Today, businesses are relying less on buying audiences with paid ads in traditional mass media and are turning to marketing on social media. However, to be successful we must approach this new media with a different mindset.

In advertising marketers interrupt the story people want to see with brand promotions that pay for it. Yet, in social media marketers must create the content people want to see. Brands must interest the audience themselves by telling a good brand story. But what makes a good story?

To research the power of story my colleague Michael Coolsen and I analyzed two years of Super Bowl commercials – the one time people choose to watch advertisements for the enjoyment of the ads themselves. We wanted to know which ads were the most liked, the ones that drew interest with buzz and votes to finish in the top of the advertising ratings polls.

We coded the commercials based on Freytag’s Pyramid, a theory, which breaks down story into five parts: introduction (exposition), rising action, climax, falling action and resolve (denouement). Shakespeare used this story formula to draw mass audience for his five act plays.

Keith Quesenberry postcontrolmarketing.com storytelling social media marketing

What we found was the ads that tell a complete story (all five acts) were the most popular and the ads at the bottom of the consumer ratings polls told less of a story (less than five acts). Having all five parts creates a dramatic arc or plot – the formula for being interesting. This is the same story formula you can apply to social media.

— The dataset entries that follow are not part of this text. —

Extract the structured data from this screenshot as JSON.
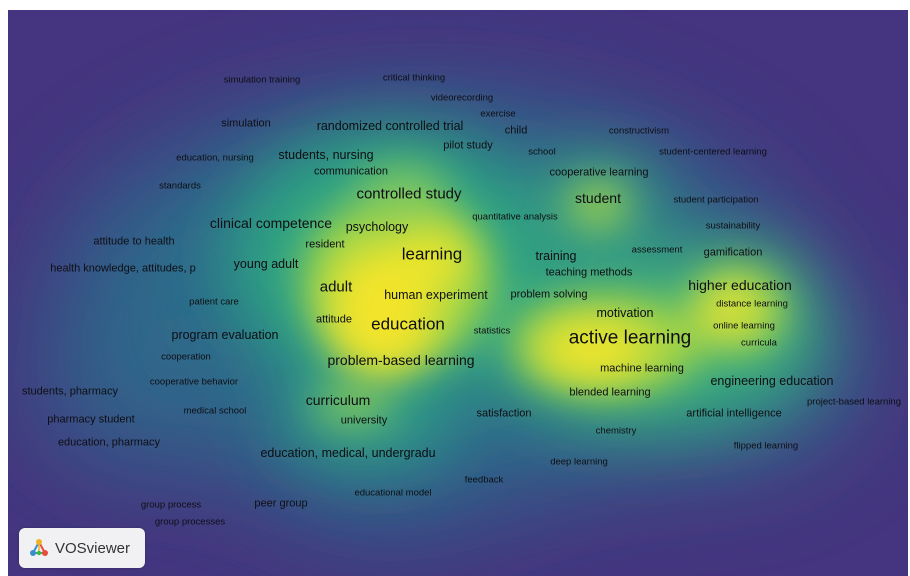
{
  "keywords": [
    {
      "label": "simulation training"
    },
    {
      "label": "critical thinking"
    },
    {
      "label": "videorecording"
    },
    {
      "label": "exercise"
    },
    {
      "label": "simulation"
    },
    {
      "label": "randomized controlled trial"
    },
    {
      "label": "child"
    },
    {
      "label": "constructivism"
    },
    {
      "label": "pilot study"
    },
    {
      "label": "education, nursing"
    },
    {
      "label": "students, nursing"
    },
    {
      "label": "school"
    },
    {
      "label": "student-centered learning"
    },
    {
      "label": "communication"
    },
    {
      "label": "cooperative learning"
    },
    {
      "label": "standards"
    },
    {
      "label": "controlled study"
    },
    {
      "label": "student"
    },
    {
      "label": "student participation"
    },
    {
      "label": "quantitative analysis"
    },
    {
      "label": "clinical competence"
    },
    {
      "label": "psychology"
    },
    {
      "label": "sustainability"
    },
    {
      "label": "attitude to health"
    },
    {
      "label": "resident"
    },
    {
      "label": "learning"
    },
    {
      "label": "training"
    },
    {
      "label": "assessment"
    },
    {
      "label": "gamification"
    },
    {
      "label": "health knowledge, attitudes, p"
    },
    {
      "label": "young adult"
    },
    {
      "label": "teaching methods"
    },
    {
      "label": "adult"
    },
    {
      "label": "higher education"
    },
    {
      "label": "human experiment"
    },
    {
      "label": "problem solving"
    },
    {
      "label": "patient care"
    },
    {
      "label": "distance learning"
    },
    {
      "label": "motivation"
    },
    {
      "label": "attitude"
    },
    {
      "label": "education"
    },
    {
      "label": "online learning"
    },
    {
      "label": "program evaluation"
    },
    {
      "label": "statistics"
    },
    {
      "label": "active learning"
    },
    {
      "label": "curricula"
    },
    {
      "label": "cooperation"
    },
    {
      "label": "problem-based learning"
    },
    {
      "label": "machine learning"
    },
    {
      "label": "cooperative behavior"
    },
    {
      "label": "engineering education"
    },
    {
      "label": "students, pharmacy"
    },
    {
      "label": "blended learning"
    },
    {
      "label": "curriculum"
    },
    {
      "label": "project-based learning"
    },
    {
      "label": "medical school"
    },
    {
      "label": "satisfaction"
    },
    {
      "label": "artificial intelligence"
    },
    {
      "label": "pharmacy student"
    },
    {
      "label": "university"
    },
    {
      "label": "chemistry"
    },
    {
      "label": "education, pharmacy"
    },
    {
      "label": "flipped learning"
    },
    {
      "label": "education, medical, undergradu"
    },
    {
      "label": "deep learning"
    },
    {
      "label": "feedback"
    },
    {
      "label": "educational model"
    },
    {
      "label": "group process"
    },
    {
      "label": "peer group"
    },
    {
      "label": "group processes"
    }
  ],
  "logo": {
    "text": "VOSviewer",
    "icon": "vosviewer-logo-icon"
  },
  "colors": {
    "background": "#45347f",
    "low": "#2f6f8d",
    "mid": "#3cae7c",
    "high": "#f3e72a"
  }
}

Social media depends on producing frequent, consistent, quality content. Brand managers used to producing yearly advertising campaigns with a series of 3 to 6 ads, are often left wondering what to post daily or weekly on their social networks. Establishing a bigger brand story can give you the content base you need. Then each social post or response can be a mini-chapter or character quote, expressing and advancing the overall story. Add intrigue to social media following a five act formula. Share on X

Social Media Marketing In Five Acts:

Act 1: Introduction. Also called the Exposition, this provides the background details, setting, previous events, character, etc. People buy brands for products and service, but also for the back story. Are you sharing your company’s history, people and mission or vision through your social media content?

Act 2: Rising Action. This is a series of related incidents or events that build toward a point of greatest interest – the climax. Be careful of flat posts that simply contain the same information over and over in different ways. Think from a much bigger perspective of creating social media posts that build upon each other towards a big action, reveal or turning point that fans and followers can look forward to, check in on and keeping coming back to see.

Act 3: Climax. This is the turning point, which changes the main character’s fate. There are two ways to think about this act for marketing. First identify the main character of your social media effort. Are your posts focused on telling the brand story or are they focused on telling your customer’s story. In social media you want to present the brand or customer reaching a turning point of finding a solution or overcoming a challenge by drawing upon brand, product or service strengths.

Act 4: Falling Action. During the falling action, the consequences of the turning point are revealed in greater detail. In social media express those results. If an obstacle was overcome, what are the results for the brand or consumer? If an opportunity was seized, detail the many benefits and outcomes that point toward a final victory.

Act 5: Resolution. Here all the events lead to an ending scene of the drama or narrative. Conflicts are resolved for the characters which creates a release of tension and anxiety. Here social media content should show the brand or customer winning. Provide a look at the ultimate goal of the brand and its customers. What is your happily ever after?

Howard Gossage, a famous copywriter from the 1960s said people don’t read advertising, they read what they like. This thought applies more so now in our digital world. In social media give your audience what they like. People like stories. Are you leveraging all five acts of storytelling in your social media content?